There will also be cost savings. Hillcrest estimates using their ZVS inverter will reduce manufacturing costs by as much as $2,200 per vehicle – about $1,500 in the battery itself, $700 in materials and other components. Components will also last longer.

“At the end of the day, everything is about efficiency,” Currie says.

Currie acknowledges Ari Berger, the Chief Technology Officer at Hillcrest, for his ideas and significant contribution in developing the ZVS inverter. Berger approached Currie in late 2020, a few months after Currie announced the company would be focusing on electrification after more than a decade in oil and gas.

A control systems specialist, Berger was running his own company developing digital motor control software. After three to four months of conversations, Hillcrest purchased Berger’s company and he joined the Hillcrest team as CTO, with the goal of building the ZVS-enabled soft switching inverter.
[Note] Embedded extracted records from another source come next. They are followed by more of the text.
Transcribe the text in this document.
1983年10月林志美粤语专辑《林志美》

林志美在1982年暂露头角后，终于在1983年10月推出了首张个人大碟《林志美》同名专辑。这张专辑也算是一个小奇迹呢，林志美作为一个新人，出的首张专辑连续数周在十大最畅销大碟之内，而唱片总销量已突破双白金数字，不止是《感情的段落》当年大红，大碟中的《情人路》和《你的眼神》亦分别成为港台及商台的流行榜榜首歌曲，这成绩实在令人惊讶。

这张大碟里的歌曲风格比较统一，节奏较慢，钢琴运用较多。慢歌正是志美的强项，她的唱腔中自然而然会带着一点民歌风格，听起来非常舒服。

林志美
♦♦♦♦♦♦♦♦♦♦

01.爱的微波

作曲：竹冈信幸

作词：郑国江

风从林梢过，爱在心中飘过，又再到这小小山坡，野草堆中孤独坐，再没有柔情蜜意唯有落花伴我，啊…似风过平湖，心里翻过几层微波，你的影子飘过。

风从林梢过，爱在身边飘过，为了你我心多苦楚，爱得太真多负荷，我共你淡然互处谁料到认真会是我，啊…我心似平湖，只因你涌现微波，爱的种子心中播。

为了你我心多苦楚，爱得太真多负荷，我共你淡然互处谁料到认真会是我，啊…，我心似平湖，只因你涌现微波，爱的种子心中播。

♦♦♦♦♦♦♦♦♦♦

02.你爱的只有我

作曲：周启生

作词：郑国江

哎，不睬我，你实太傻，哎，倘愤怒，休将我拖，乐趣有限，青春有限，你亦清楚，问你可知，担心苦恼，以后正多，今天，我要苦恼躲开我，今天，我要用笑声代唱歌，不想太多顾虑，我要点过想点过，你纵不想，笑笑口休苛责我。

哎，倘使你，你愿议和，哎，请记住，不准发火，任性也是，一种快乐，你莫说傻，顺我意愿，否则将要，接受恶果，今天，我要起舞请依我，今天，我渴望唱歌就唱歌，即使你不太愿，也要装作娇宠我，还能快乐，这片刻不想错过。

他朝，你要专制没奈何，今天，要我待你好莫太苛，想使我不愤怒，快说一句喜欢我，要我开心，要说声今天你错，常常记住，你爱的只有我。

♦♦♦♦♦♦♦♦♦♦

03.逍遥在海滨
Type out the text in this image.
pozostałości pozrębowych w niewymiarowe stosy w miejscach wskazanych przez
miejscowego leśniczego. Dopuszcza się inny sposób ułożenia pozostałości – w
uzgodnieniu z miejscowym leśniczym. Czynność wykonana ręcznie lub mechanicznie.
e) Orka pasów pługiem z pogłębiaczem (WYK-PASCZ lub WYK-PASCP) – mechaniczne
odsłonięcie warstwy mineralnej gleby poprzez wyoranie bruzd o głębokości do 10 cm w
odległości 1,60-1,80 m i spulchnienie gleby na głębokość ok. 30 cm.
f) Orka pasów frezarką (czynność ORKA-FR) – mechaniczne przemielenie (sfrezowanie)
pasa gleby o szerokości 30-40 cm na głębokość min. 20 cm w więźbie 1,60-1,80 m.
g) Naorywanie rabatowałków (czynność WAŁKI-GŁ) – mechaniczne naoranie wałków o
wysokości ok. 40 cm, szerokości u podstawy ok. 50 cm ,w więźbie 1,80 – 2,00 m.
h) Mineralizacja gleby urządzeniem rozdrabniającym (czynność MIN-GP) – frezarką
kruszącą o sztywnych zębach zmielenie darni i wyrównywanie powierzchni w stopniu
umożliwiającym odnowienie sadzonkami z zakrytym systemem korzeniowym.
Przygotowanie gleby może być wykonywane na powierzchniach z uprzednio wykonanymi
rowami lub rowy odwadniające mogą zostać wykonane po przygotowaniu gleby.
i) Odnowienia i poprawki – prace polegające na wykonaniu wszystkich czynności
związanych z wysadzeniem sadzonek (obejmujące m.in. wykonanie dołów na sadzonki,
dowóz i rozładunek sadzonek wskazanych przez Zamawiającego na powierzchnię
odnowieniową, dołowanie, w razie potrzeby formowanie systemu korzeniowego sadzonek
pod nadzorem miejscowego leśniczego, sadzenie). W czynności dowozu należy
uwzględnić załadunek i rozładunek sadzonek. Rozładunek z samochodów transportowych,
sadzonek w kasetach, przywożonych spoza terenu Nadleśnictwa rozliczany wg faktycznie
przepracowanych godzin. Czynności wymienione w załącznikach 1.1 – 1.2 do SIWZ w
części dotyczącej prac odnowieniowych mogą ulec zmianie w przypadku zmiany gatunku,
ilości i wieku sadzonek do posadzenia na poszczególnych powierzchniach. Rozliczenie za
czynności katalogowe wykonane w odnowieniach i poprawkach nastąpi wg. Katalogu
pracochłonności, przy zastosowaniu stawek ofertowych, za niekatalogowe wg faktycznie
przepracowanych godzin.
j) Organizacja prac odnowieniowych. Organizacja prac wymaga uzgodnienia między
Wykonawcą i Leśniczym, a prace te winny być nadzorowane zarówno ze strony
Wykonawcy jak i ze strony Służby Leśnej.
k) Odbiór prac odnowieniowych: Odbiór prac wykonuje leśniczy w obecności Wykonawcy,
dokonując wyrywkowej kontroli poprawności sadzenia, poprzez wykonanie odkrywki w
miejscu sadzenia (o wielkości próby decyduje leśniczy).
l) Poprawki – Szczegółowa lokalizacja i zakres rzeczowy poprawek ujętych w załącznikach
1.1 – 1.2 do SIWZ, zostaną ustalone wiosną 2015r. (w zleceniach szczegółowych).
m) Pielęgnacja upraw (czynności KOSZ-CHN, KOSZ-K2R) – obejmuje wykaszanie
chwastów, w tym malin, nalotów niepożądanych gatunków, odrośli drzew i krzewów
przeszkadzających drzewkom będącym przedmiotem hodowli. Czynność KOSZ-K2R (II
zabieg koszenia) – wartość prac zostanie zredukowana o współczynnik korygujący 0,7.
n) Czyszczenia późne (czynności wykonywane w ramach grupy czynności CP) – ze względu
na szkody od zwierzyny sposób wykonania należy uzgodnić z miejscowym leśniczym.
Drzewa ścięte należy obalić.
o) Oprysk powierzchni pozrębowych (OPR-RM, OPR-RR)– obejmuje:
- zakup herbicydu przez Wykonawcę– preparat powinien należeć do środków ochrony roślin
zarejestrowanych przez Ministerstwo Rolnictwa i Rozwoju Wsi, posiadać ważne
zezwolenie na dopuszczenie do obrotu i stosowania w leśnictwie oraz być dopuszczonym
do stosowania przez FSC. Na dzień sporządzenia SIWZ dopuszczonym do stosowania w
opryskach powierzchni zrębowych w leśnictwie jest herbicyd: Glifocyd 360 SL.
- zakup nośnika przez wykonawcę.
Hillcrest’s team developed a proof of concept in just seven months, a commercial prototype 12 months later. Now, they’re well into testing and demonstration with seven auto manufacturers and top-tier component suppliers.

“We went from outreach to taking calls, having interest coming to us,” Currie says. “In large part it was because we had done what no-one else had been able to do.”

Currie says they expect to finish demonstration tests with several of these groups this summer, paving the way for commercial contract discussions. In preparation for the transition from commercial demonstration to manufacturing, Hillcrest has already begun conversations with institutional investors, who are better able to support the next phases of growth. In April 2023, they announced their partnership with Craig-Hallum Capital Group, who will serve as Hillcrest's capital markets advisory and investment banking firm in the US.

“We have a growth trajectory that, if successful, is tremendous,” Currie says. “Based on management assumptions, we’re talking about, in the next three to four years, a potential value increase of the company by as much as 18 to 20 times.”

Next up – applications in power grids

They’re also looking beyond the EV sector to the power grid. The challenges of converting and delivering energy from windmills, solar farms, and other green power-generation facilities to the power grid are similar to those of vehicles, but with some different requirements. Currie figures they’re about three months away from being ready to demonstrate a version of the ZVS inverter tailored to power grid applications.  

If they can demonstrate even a 0.5 to 1.0% efficiency increase that would be worth millions of dollars to utility-scale power generation companies.

“The opportunity that exists for us, with this unique technology, is limitless,” Currie says. “We are the first mover. It’s very exciting.”